Ich habe Heidi bereits als Delegierte von mfe kennengelernt. Sie war schon damals engagiert und hat sich für die Belange der Kinderärztinnen und -ärzte eingesetzt. Dann wurde sie im Mai 2013 zusammen mit Rolf Temperli in den Vorstand gewählt, wo ich Rolf ebenso engagiert und motiviert kennenlernen durfte. Zusammen mit Rolf Temperli übernahm Heidi das Tarifressort, eines der wohl intensivsten Ressorts im Vorstand. So führten die beiden auch die Tarifkommission von mfe. Dort wurden wir immer zeitnah informiert und in vielen Tariffragen auch involviert. Zusammen mit Rolf engagierte sie sich seither für dieses Thema mit viel Herzblut. Die beiden haben sich aus meiner Sicht perfekt ergänzt und sehr gut zusammengearbeitet. Zuerst war noch das Kapitel 40 für die Hausärztinnen und -ärzte ein Thema. Dann wurde bald klar, dass ein neuer Tarif erarbeitet werden muss: TARDOC. Das führte zu intensiven Arbeiten mit Sitzungen, Vernehmlassungen, Gesprächen und E-Mails. Sie verteidigten die Grundversorger in allen Gesprächen und Verhandlungen.
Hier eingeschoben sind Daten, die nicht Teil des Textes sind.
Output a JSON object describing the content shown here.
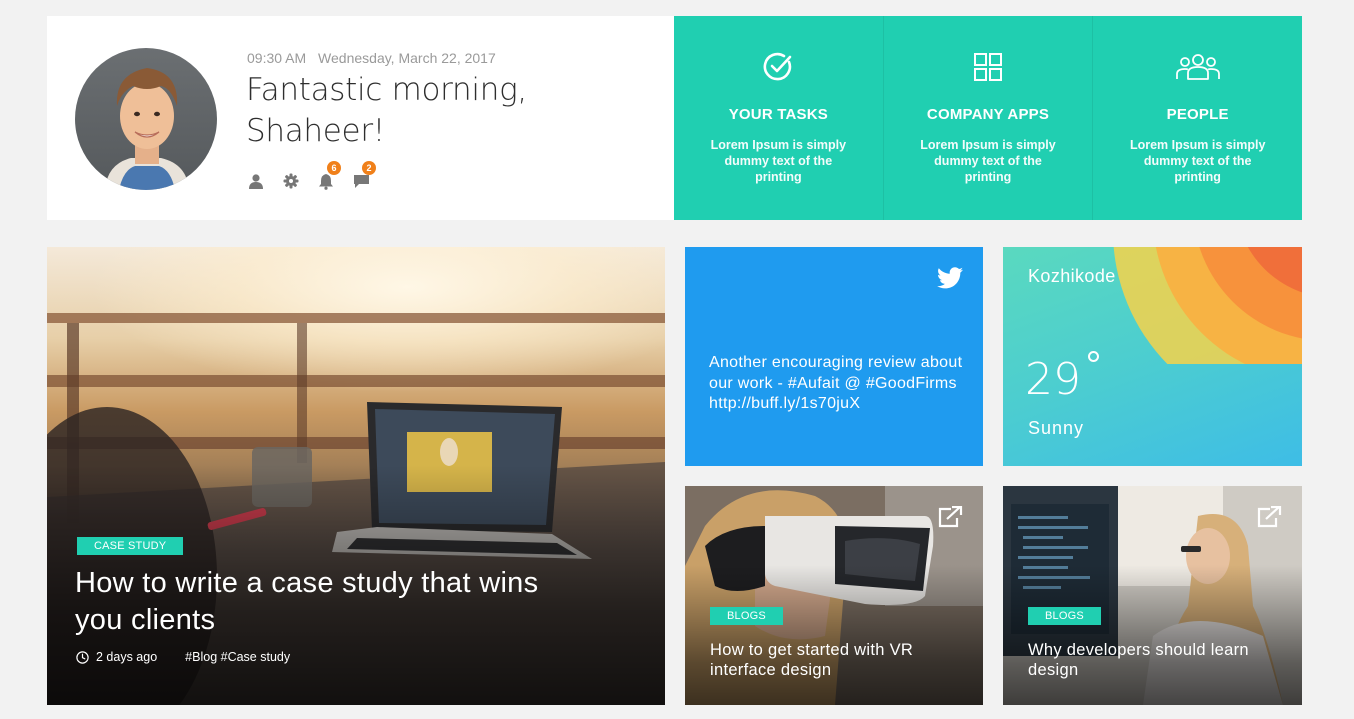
{
  "profile": {
    "time": "09:30 AM",
    "date": "Wednesday, March 22, 2017",
    "greeting_line1": "Fantastic morning,",
    "greeting_line2": "Shaheer!",
    "notifications_count": "6",
    "messages_count": "2"
  },
  "quick_links": [
    {
      "icon": "check-circle-icon",
      "title": "YOUR TASKS",
      "desc": "Lorem Ipsum is simply dummy text of the printing"
    },
    {
      "icon": "grid-apps-icon",
      "title": "COMPANY APPS",
      "desc": "Lorem Ipsum is simply dummy text of the printing"
    },
    {
      "icon": "people-icon",
      "title": "PEOPLE",
      "desc": "Lorem Ipsum is simply dummy text of the printing"
    }
  ],
  "feature": {
    "tag": "CASE STUDY",
    "title": "How to write a case study that wins you clients",
    "time_ago": "2 days ago",
    "hashtags": "#Blog #Case study"
  },
  "tweet": {
    "text": "Another encouraging review about our work - #Aufait @ #GoodFirms http://buff.ly/1s70juX"
  },
  "weather": {
    "city": "Kozhikode",
    "temperature": "29",
    "condition": "Sunny"
  },
  "blogs": [
    {
      "tag": "BLOGS",
      "title": "How to get started with VR interface design"
    },
    {
      "tag": "BLOGS",
      "title": "Why developers should learn design"
    }
  ],
  "colors": {
    "teal": "#20cfb1",
    "twitter_blue": "#1f9bef",
    "badge_orange": "#f0801a",
    "background": "#f2f2f2"
  }
}
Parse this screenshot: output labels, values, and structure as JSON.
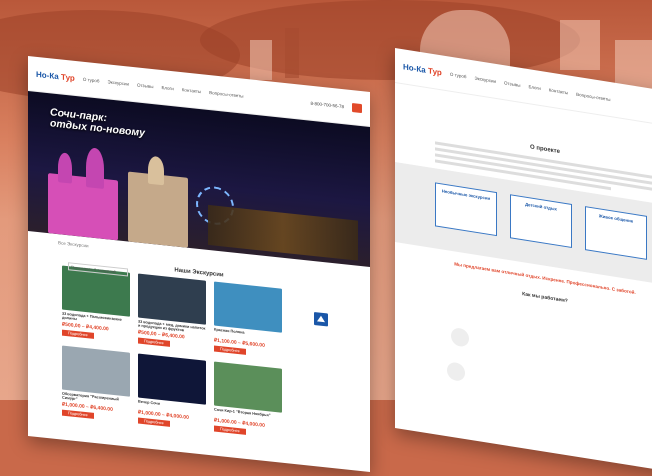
{
  "brand": {
    "logo_main": "Но-Ка",
    "logo_accent": "Тур"
  },
  "nav": [
    "О туроб",
    "Экскурсии",
    "Отзывы",
    "Блоги",
    "Контакты",
    "Вопросы-ответы"
  ],
  "phone": "8-800-700-56-78",
  "hero": {
    "title_line1": "Сочи-парк:",
    "title_line2": "отдых по-новому"
  },
  "breadcrumb": "Все Экскурсии",
  "sort_label": "Показывать 9 экскурсий",
  "section_title": "Наши Экскурсии",
  "tours": [
    {
      "name": "33 водопада + Пальмовинзекие долины",
      "price": "₽500,00 – ₽4,400.00",
      "color": "#3d7a4e"
    },
    {
      "name": "33 водопада + мед, домики напиток и продукции из фруктов",
      "price": "₽500,00 – ₽6,400.00",
      "color": "#2f3e4f"
    },
    {
      "name": "Красная Поляна",
      "price": "₽1,100.00 – ₽5,600.00",
      "color": "#3f8fbf"
    },
    {
      "name": "Обсерватория \"Расширениый Симург\"",
      "price": "₽1,000.00 – ₽6,400.00",
      "color": "#9aa7b1"
    },
    {
      "name": "Вечер Сочи",
      "price": "₽1,000.00 – ₽4,000.00",
      "color": "#0f1638"
    },
    {
      "name": "Сочи Кир-1 \"Вторая Ноябрья\"",
      "price": "₽1,000.00 – ₽4,000.00",
      "color": "#5b8f5a"
    }
  ],
  "more_label": "Подробнее",
  "right": {
    "about_title": "О проекте",
    "boxes": [
      "Необычные экскурсии",
      "Детский отдых",
      "Живое общение"
    ],
    "slogan": "Мы предлагаем вам отличный отдых. Искренне. Профессионально. С заботой.",
    "how_title": "Как мы работаем?"
  },
  "colors": {
    "accent": "#e0452a",
    "brand_blue": "#1a57a8"
  }
}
Das taten sie mit grosser Ausdauer und Vehemenz. Es war nicht immer einfach und oft auch frustrierend. Gerade jetzt, das lange Warten auf TARDOC, die vielen Nachjustierungen, die nicht immer zu unseren Gunsten waren – durch nichts liessen sie sich entmutigen. Ich bewunderte ihre Beharrlichkeit, ihren unermüdlichen Einsatz und das Engagement. Wir haben Heidi und Rolf viel zu verdanken.
Ich möchte dir, Heidi und auch dir, Rolf herzlich danken für euren jahrelangen, unermüdlichen Einsatz für einen sachgerechten und betriebswirtschaftlich gerechten Tarif, der für uns Grundversorger ein absolut wichtiger Bestandteil unsere Arbeit und unserer gerechten Entlöhnung darstellt. Nun könnt ihr euch wieder vermehrt eurer Arbeit für die Betreuung der Kinder widmen.
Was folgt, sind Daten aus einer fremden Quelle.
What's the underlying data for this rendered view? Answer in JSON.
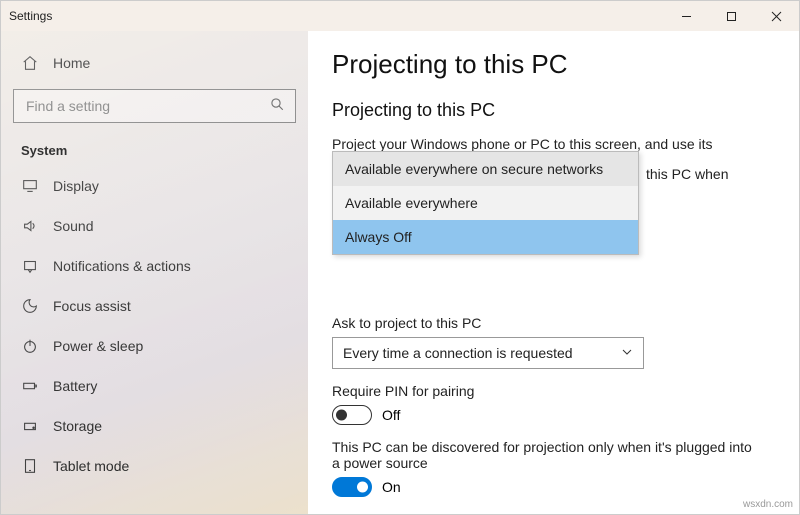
{
  "window": {
    "title": "Settings"
  },
  "sidebar": {
    "home": "Home",
    "search_placeholder": "Find a setting",
    "category": "System",
    "items": [
      {
        "label": "Display"
      },
      {
        "label": "Sound"
      },
      {
        "label": "Notifications & actions"
      },
      {
        "label": "Focus assist"
      },
      {
        "label": "Power & sleep"
      },
      {
        "label": "Battery"
      },
      {
        "label": "Storage"
      },
      {
        "label": "Tablet mode"
      }
    ]
  },
  "main": {
    "page_title": "Projecting to this PC",
    "section_title": "Projecting to this PC",
    "desc": "Project your Windows phone or PC to this screen, and use its keyboard, mouse, and other devices, too.",
    "behind_fragment": "this PC when",
    "dropdown1_options": [
      "Available everywhere on secure networks",
      "Available everywhere",
      "Always Off"
    ],
    "ask_label": "Ask to project to this PC",
    "ask_value": "Every time a connection is requested",
    "pin_label": "Require PIN for pairing",
    "pin_state": "Off",
    "discover_label": "This PC can be discovered for projection only when it's plugged into a power source",
    "discover_state": "On"
  },
  "watermark": "wsxdn.com"
}
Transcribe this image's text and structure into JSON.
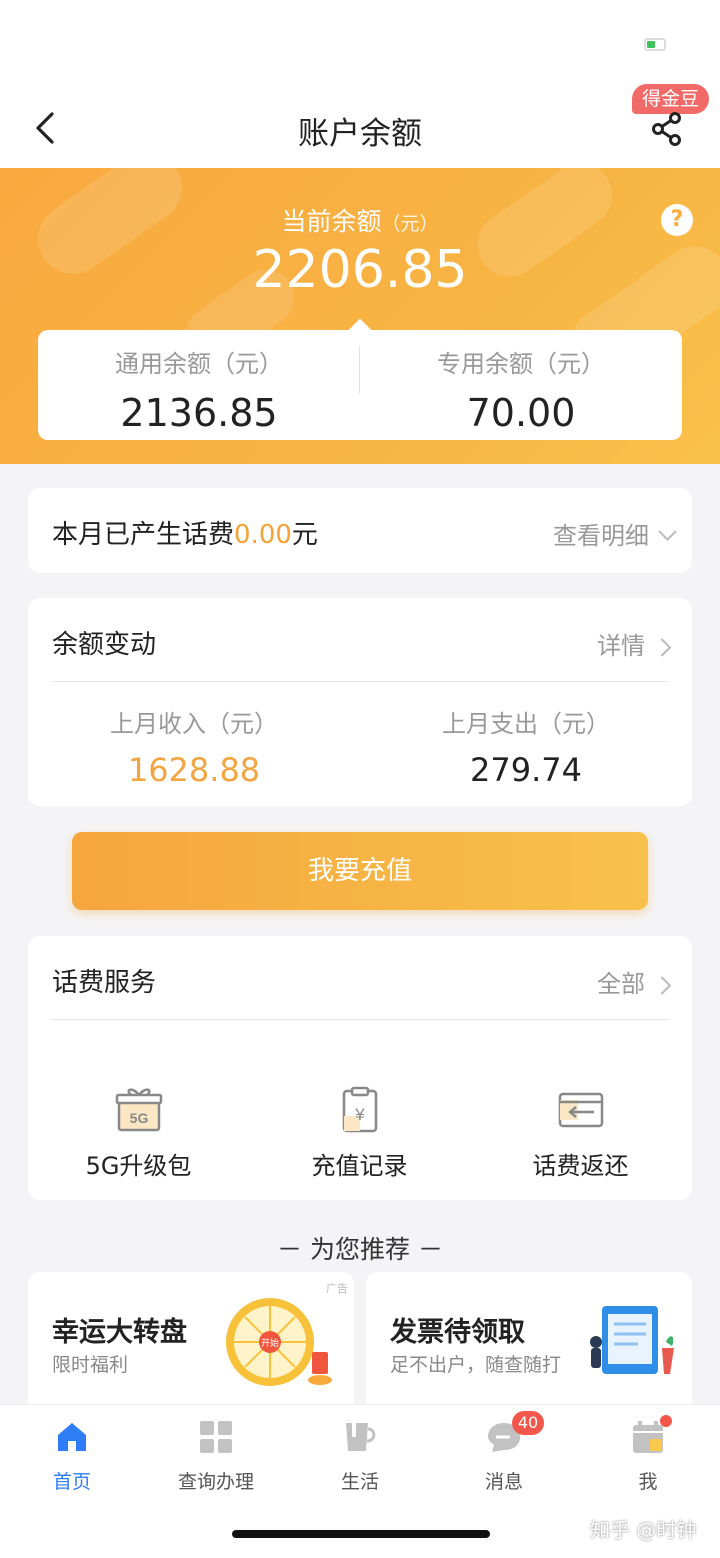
{
  "nav": {
    "title": "账户余额",
    "gold_badge": "得金豆"
  },
  "balance": {
    "label": "当前余额",
    "unit": "（元）",
    "value": "2206.85",
    "general_label": "通用余额（元）",
    "general_value": "2136.85",
    "special_label": "专用余额（元）",
    "special_value": "70.00"
  },
  "fee": {
    "prefix": "本月已产生话费",
    "amount": "0.00",
    "suffix": "元",
    "link": "查看明细"
  },
  "changes": {
    "title": "余额变动",
    "link": "详情",
    "income_label": "上月收入（元）",
    "income_value": "1628.88",
    "expense_label": "上月支出（元）",
    "expense_value": "279.74"
  },
  "recharge_button": "我要充值",
  "services": {
    "title": "话费服务",
    "link": "全部",
    "items": [
      {
        "label": "5G升级包",
        "icon": "gift-5g-icon"
      },
      {
        "label": "充值记录",
        "icon": "recharge-record-icon"
      },
      {
        "label": "话费返还",
        "icon": "refund-icon"
      }
    ]
  },
  "recommend": {
    "title": "－ 为您推荐 －",
    "promos": [
      {
        "title": "幸运大转盘",
        "subtitle": "限时福利",
        "ad": "广告",
        "wheel_text": "开始"
      },
      {
        "title": "发票待领取",
        "subtitle": "足不出户，随查随打"
      }
    ]
  },
  "tabs": [
    {
      "label": "首页",
      "icon": "home-icon",
      "active": true
    },
    {
      "label": "查询办理",
      "icon": "grid-icon"
    },
    {
      "label": "生活",
      "icon": "cup-icon"
    },
    {
      "label": "消息",
      "icon": "chat-icon",
      "badge": "40"
    },
    {
      "label": "我",
      "icon": "profile-icon",
      "dot": true
    }
  ],
  "watermark": "知乎 @时钟",
  "colors": {
    "accent_orange": "#f7ad42",
    "active_blue": "#2e7cf6",
    "badge_red": "#f3564a"
  }
}
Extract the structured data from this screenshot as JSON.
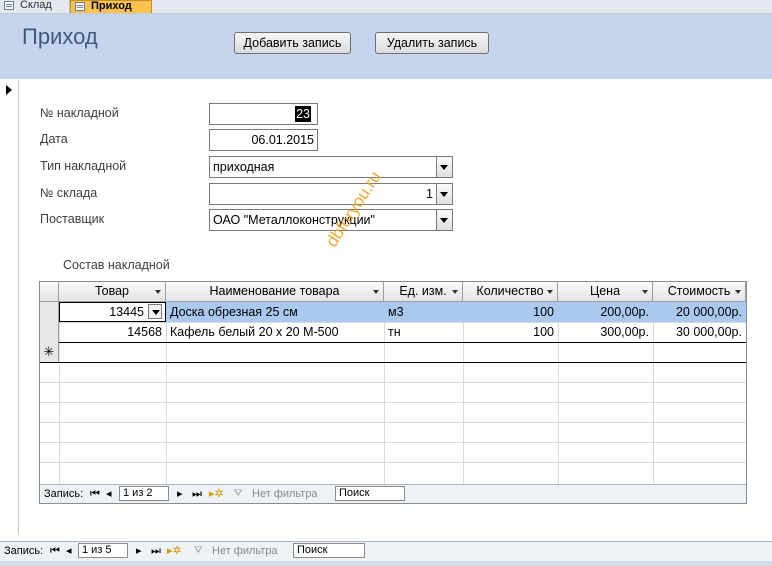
{
  "tabs": [
    {
      "label": "Склад",
      "icon": "form-icon",
      "active": false
    },
    {
      "label": "Приход",
      "icon": "form-icon",
      "active": true
    }
  ],
  "header": {
    "title": "Приход",
    "add_button": "Добавить запись",
    "delete_button": "Удалить запись"
  },
  "fields": {
    "invoice_no": {
      "label": "№ накладной",
      "value": "23"
    },
    "date": {
      "label": "Дата",
      "value": "06.01.2015"
    },
    "invoice_type": {
      "label": "Тип накладной",
      "value": "приходная"
    },
    "warehouse_no": {
      "label": "№ склада",
      "value": "1"
    },
    "supplier": {
      "label": "Поставщик",
      "value": "ОАО \"Металлоконструкции\""
    }
  },
  "subform": {
    "title": "Состав накладной",
    "columns": [
      "Товар",
      "Наименование товара",
      "Ед. изм.",
      "Количество",
      "Цена",
      "Стоимость"
    ],
    "rows": [
      {
        "product": "13445",
        "name": "Доска обрезная 25 см",
        "unit": "м3",
        "qty": "100",
        "price": "200,00р.",
        "cost": "20 000,00р."
      },
      {
        "product": "14568",
        "name": "Кафель белый 20 х 20 М-500",
        "unit": "тн",
        "qty": "100",
        "price": "300,00р.",
        "cost": "30 000,00р."
      }
    ],
    "new_row_marker": "✳",
    "nav": {
      "label": "Запись:",
      "position": "1 из 2",
      "filter": "Нет фильтра",
      "search": "Поиск"
    }
  },
  "main_nav": {
    "label": "Запись:",
    "position": "1 из 5",
    "filter": "Нет фильтра",
    "search": "Поиск"
  },
  "watermark": "dbforyou.ru"
}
Irene Glauser, Mitglied Tarifkommission und Präsidentin von mfe ZH
Marc Müller

Kongeniales Duo

Vorgeplänkel:
Seit der Gründung des Kollegiums für Hausarztmedizin 1994 «zur Stärkung der Hausarztmedizin und zur Verbesserung der politischen Einflussnahme der Hausärzt:innen» haben unsere hausärztlichen «Vorfahren» versucht, die politischen Stimmen der Hausärztinnen, Internisten und Kinderärztinnen zu einen. Mit dem Ziel, politisch endlich den Status der medizinischen Grundversorgenden verbessern zu können und ihnen Gehör zu verschaffen. Wohl fanden immer wieder Treffen der Präsidentinnen und Präsidenten der drei Gesellschaften statt, ihre politischen Entscheidungsmechanismen waren jedoch zu unterschiedlich, um rasch und zielgerichtet auf der politischen Ebene agieren zu können. Erst die Entscheidung, die fachlichen Strukturen der Gesellschaften von einer «politischen Taskforce», dem Berufsverband Haus- und Kinderärztinnen und -ärzte Schweiz zu trennen, konnte die politische Schlagkraft der Grundversorgenden «befreien».
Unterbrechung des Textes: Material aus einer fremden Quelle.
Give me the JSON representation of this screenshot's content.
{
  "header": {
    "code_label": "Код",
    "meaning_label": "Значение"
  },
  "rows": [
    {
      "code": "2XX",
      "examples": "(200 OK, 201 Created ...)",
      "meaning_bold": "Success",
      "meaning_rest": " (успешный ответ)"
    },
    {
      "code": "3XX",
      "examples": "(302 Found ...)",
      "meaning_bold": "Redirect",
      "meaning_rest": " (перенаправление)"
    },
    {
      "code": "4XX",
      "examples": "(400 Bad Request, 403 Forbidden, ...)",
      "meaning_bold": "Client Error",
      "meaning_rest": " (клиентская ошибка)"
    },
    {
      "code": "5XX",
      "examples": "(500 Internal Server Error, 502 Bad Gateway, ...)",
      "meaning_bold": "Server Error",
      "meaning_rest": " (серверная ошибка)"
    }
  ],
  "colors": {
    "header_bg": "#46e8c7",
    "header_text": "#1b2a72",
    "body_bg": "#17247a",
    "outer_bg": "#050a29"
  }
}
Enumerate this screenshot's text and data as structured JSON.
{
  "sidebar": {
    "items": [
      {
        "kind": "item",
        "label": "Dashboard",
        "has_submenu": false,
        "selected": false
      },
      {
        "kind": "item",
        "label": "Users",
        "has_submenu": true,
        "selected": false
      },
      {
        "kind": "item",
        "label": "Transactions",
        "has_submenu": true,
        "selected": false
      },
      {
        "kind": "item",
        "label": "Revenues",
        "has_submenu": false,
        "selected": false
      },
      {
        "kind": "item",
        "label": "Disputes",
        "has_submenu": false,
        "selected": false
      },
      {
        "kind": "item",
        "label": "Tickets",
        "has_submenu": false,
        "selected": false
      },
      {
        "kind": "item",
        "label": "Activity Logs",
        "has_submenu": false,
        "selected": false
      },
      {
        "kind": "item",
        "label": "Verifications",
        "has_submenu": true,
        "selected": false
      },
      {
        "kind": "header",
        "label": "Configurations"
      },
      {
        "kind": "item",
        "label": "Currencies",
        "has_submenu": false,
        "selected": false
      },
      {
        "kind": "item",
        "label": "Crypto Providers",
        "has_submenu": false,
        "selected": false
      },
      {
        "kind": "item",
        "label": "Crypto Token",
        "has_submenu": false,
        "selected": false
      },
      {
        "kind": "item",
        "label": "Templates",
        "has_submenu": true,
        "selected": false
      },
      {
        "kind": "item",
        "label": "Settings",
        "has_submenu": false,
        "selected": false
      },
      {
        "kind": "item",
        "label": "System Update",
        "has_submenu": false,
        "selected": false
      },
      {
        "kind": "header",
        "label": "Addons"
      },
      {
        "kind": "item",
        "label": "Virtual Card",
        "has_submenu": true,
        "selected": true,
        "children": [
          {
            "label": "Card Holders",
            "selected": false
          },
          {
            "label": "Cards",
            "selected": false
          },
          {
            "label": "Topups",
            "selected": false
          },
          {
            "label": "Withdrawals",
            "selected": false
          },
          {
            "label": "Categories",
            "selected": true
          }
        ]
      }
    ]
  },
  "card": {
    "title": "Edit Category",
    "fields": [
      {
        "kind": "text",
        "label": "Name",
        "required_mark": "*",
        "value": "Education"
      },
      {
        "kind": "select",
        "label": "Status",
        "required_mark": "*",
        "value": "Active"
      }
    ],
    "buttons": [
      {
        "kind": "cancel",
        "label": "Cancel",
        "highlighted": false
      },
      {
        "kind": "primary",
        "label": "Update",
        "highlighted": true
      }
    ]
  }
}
Der Gründung von mfe gingen lange und bisweilen schwierige Verhandlungen unter den Fachgesellschaften voraus, bis am 17.09.2009, im Rahmen des Wonca-Kongresses in Basel, unser Verband gegründet werden konnte.
mfe und die Pädiaterinnen und Pädiater
Die Hausarztpolitik liess dem jungen Verband keine sanfte Anlaufzeit, galt es doch schon nach sechs Monaten, die «Hausarztinitiative» einzureichen. In dieser hektischen Anfangszeit wurden die Pädiaterinner und Pädiater im mfe-Vorstand von Stefan Rupp, Einsiedeln, vertreten. Als «pädiatrisches Gewissen» hat er unter anderem auch bei den Diskussionen um den «Masterplan» die Interessen der Kinderärztinnen und -ärzte vertreten.
An der Frühlingsdelegiertenversammlung 2013 zog er sich aus dem Vorstand zurück und Heidi Zinggeler Fuhrer und Rolf Temperli wurden als Nachfolge gewählt. Ich weiss nicht genau, ob die beiden damals wussten, worauf sie sich einlassen, als sie sich bereit erklärten, gemeinsam von Franziska Zogg das Ressort «Tarife» zu übernehmen. Jedenfalls entwickelten sich die beiden als kongeniales Duo rasch zu absoluten Tarifexperten und auch wichtige Teilnehmende in allen FMH-Tarifgremien. Leider werden sie nun die Einführung des als neu geplanten, aber immer wieder verzögerten TARDOC nicht mehr im Amt erleben, wenn sie sich an der Herbstdelegiertenversammlung 2023, nach zehn Jahren intensivster Vorstands- und Tarifarbeit, zurückziehen werden.
Als «Duo Infernale» haben sie den Tarifdienst der FMH aufgemischt und mit unglaublicher Energie und stoischem Durchhaltevermögen die Positionen der Haus- und Kinderärztinnen und -ärzte verteidigt. Dafür gebührt ihnen der grösste Dank aller Haus- und Kinderärztinnen und -ärzte!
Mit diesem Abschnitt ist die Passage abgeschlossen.